GitHub anunció el martes que su base de datos consultiva para datos de seguridad ahora está abierta a contribuciones de expertos.
Kate Catlin, gerente sénior de productos de GitHub, explicó que la empresa cuenta con equipos de investigadores de seguridad que revisan todos los cambios y ayudan a mantener actualizados los avisos de seguridad.
Pero con la cantidad de nuevas vulnerabilidades y los diferentes vectores de ataque que surgen cada día, la empresa cree que los miembros de su comunidad pueden compartir conocimientos e inteligencia adicionales sobre CVE.
«GitHub está publicando el contenido completo de la base de datos consultiva para facilitar que la comunidad se beneficie de estos datos. También creamos una interfaz de usuario para realizar contribuciones… Los datos tienen una licencia Creative Commons y tienen sido desde el inicio de la base de datos, haciéndola siempre gratuita y utilizable por la comunidad», dijo Catlin.
«La base de datos de asesoramiento de GitHub es la base de datos de vulnerabilidades en dependencias de software más grande del mundo. La mantiene un equipo dedicado de curadores de tiempo completo y potencia la experiencia de auditoría de seguridad para npm y NuGet, así como las propias alertas Dependabot de GitHub. Por Al facilitar la contribución y el consumo, esperamos que genere aún más experiencias y ayude a mejorar la seguridad de todo el software».

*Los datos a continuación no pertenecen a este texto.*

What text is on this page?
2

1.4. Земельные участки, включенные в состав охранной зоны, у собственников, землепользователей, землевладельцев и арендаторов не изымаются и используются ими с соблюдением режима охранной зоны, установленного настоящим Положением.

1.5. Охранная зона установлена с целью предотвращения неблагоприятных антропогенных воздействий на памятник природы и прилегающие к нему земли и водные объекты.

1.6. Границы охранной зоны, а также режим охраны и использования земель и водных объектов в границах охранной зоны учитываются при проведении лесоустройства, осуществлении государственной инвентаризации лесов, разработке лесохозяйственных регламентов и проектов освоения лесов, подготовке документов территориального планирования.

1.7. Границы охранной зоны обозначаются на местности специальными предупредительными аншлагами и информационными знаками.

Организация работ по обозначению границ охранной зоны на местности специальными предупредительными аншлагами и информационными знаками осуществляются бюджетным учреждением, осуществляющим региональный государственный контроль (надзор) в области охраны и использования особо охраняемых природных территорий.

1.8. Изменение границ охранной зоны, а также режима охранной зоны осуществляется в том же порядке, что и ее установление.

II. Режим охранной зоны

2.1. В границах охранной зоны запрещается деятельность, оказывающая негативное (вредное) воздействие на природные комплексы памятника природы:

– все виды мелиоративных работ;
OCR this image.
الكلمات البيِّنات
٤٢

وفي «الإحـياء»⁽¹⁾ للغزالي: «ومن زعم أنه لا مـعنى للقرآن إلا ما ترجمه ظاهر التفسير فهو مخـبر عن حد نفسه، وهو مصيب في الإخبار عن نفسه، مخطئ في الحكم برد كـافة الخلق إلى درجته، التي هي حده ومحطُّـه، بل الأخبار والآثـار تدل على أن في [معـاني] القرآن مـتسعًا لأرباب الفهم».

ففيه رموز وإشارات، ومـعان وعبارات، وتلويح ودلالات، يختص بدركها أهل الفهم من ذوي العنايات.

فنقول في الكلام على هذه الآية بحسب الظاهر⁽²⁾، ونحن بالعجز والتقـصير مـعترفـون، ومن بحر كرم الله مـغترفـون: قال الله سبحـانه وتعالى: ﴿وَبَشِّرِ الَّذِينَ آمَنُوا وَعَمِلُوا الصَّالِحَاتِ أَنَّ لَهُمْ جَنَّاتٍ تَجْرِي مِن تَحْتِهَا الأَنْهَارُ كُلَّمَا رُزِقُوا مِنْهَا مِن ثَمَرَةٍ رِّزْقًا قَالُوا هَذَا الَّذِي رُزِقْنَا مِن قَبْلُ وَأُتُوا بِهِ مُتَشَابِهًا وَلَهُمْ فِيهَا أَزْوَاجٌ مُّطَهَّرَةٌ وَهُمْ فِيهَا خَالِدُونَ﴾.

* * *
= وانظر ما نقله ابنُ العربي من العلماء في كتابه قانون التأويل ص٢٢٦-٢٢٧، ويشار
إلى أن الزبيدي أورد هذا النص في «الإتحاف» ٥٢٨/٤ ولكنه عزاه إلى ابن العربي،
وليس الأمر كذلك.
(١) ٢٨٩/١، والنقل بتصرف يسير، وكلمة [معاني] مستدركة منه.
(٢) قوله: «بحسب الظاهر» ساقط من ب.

GitHub ha creado un flujo de trabajo de «sugerir mejoras para esta vulnerabilidad» en los avisos de seguridad de la base de datos. Esto permite que los investigadores de GitHub Security Lab y el mantenedor del proyecto que presentó el CVE revisen su solicitud.

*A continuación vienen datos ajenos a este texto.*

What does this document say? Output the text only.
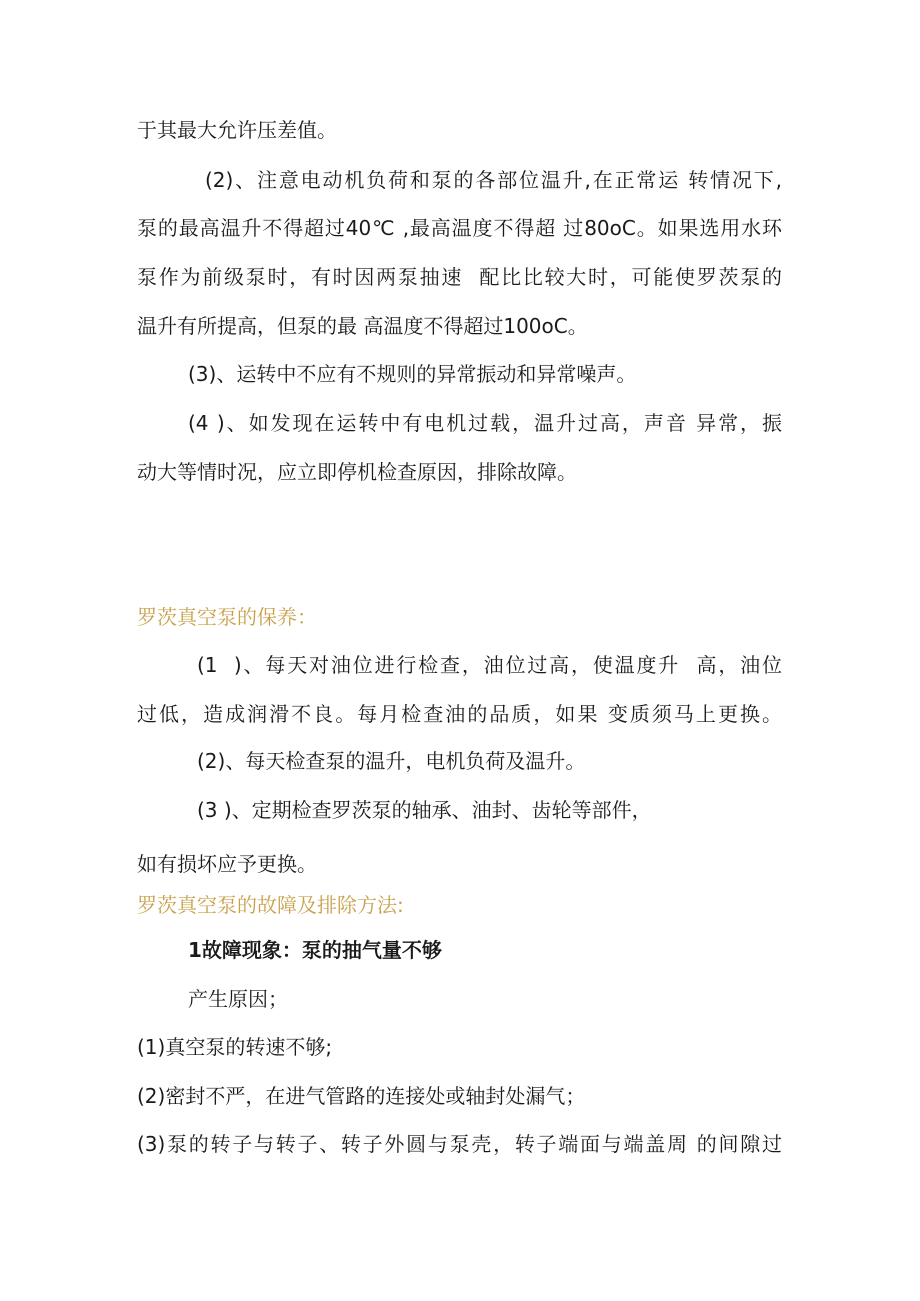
于其最大允许压差值。

(2)、注意电动机负荷和泵的各部位温升,在正常运 转情况下,

泵的最高温升不得超过40℃ ,最高温度不得超 过80oC。如果选用水环

泵作为前级泵时，有时因两泵抽速  配比比较大时，可能使罗茨泵的

温升有所提高，但泵的最 高温度不得超过100oC。

(3)、运转中不应有不规则的异常振动和异常噪声。

(4 )、如发现在运转中有电机过载，温升过高，声音 异常，振

动大等情时况，应立即停机检查原因，排除故障。

罗茨真空泵的保养：

(1  )、每天对油位进行检查，油位过高，使温度升  高，油位

过低，造成润滑不良。每月检查油的品质，如果 变质须马上更换。

(2)、每天检查泵的温升，电机负荷及温升。

(3 )、定期检查罗茨泵的轴承、油封、齿轮等部件，

如有损坏应予更换。

罗茨真空泵的故障及排除方法:

1故障现象：泵的抽气量不够

产生原因；

(1)真空泵的转速不够;

(2)密封不严，在进气管路的连接处或轴封处漏气；

(3)泵的转子与转子、转子外圆与泵壳，转子端面与端盖周 的间隙过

El formulario le permite sugerir cambios o proporcionar más contexto sobre paquetes, versiones afectadas, ecosistemas afectados y más.
Catlin agregó que los avisos en el repositorio de la base de datos de avisos de GitHub utilizarán el formato de vulnerabilidades de código abierto (OSV). Oliver Chang, ingeniero de software del equipo de seguridad de código abierto de Google, dijo que para escalar la gestión de vulnerabilidades en el código abierto, los avisos de seguridad «deben ser ampliamente accesibles y fáciles de contribuir para todos».
«OSV proporciona esa capacidad», dijo Chang.
GitHub presionó repetidamente a sus usuarios para habilitar la autenticación de dos factores el año pasado y, en agosto, anunció que dejaría de aceptar contraseñas de cuentas al autenticar las operaciones de Git. La plataforma comenzó a requerir que las personas usaran factores de autenticación más fuertes, como tokens de acceso personal, claves SSH y tokens de instalación de la aplicación OAuth o GitHub para todas las operaciones de Git autenticadas en GitHub.com.
En enero, GitHub anunció que la autenticación de dos factores estará disponible para todos los usuarios a través de GitHub Mobile.